My first attempt at a feature was absolute rubbish – and absolutely necessary to learn from my mistakes.
My latest feature is a horror called “Shadow Pines.” I literally got the title from a sign on a bus going the opposite direction from me in an old country town. Next stop ‘Shadow Pines’. I registered it through the W.G.A and I recently submitted it to the SLAMDANCE screenwriting competition. I got accepted but I won’t know if I win anything until November.
Vikki: Do you prefer stage work over screen, or vice versa?
Richard: Another great question. I’ll always be a film buff. I love cinema. So, everything about the filmic process thrills me. Stage is the bedrock for all acting and that work gives me instant gratification. When I’m jonesing to perform it’s a welcome medium, but the screen has my heart. My ultimate goal in life is to Write, Direct and Act in my own films.
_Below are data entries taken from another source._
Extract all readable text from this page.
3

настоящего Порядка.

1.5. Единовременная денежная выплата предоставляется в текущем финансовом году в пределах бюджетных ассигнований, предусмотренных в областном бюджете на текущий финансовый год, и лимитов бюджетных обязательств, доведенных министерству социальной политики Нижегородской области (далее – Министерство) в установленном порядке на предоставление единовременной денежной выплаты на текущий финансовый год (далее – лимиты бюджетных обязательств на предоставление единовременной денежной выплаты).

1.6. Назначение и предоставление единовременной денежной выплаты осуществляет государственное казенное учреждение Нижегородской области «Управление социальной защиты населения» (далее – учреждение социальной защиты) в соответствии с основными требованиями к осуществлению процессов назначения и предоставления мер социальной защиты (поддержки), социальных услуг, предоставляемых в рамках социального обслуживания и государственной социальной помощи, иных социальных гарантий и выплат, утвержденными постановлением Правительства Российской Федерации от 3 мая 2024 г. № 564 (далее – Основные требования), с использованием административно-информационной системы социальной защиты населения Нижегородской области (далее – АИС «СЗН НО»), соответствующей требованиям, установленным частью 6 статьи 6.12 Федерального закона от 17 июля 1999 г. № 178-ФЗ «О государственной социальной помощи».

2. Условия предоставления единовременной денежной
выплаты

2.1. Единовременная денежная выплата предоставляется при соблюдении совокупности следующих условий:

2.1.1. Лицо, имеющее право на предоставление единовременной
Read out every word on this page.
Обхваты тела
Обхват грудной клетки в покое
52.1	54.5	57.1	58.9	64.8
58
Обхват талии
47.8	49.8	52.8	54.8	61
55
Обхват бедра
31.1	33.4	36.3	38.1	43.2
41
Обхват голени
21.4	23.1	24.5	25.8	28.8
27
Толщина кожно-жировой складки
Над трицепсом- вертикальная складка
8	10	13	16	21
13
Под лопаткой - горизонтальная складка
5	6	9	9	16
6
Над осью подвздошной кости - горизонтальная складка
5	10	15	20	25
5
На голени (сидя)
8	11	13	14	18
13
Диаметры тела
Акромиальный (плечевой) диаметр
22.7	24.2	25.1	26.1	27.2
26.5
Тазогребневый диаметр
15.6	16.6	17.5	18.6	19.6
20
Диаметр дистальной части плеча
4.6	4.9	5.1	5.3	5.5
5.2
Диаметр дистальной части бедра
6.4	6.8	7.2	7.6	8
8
Vikki: What piece of advice would you give anyone entering this industry.
Richard: There is room for you. Your piece of the pie is waiting for you but you have to train and stay grounded. It’s a roller-coaster ride, but truly do it because you love it. Don’t come into this biz with delusions of grandeur. Confidence is great but not a false sense of confidence. We all have to have flexible jobs that keep us open and ready for the next job. That’s not for everybody because it’s unstable but if it’s what you want, NEVER GIVE UP! I have a two year old daughter and work was slow last month. I had to borrow money from a friend and the next thing I know I’m sitting on set, in Atlanta, in a room with Clint Eastwood. You never know what’s around the corner. It’s going to pay off as long as you keep going and stay strong.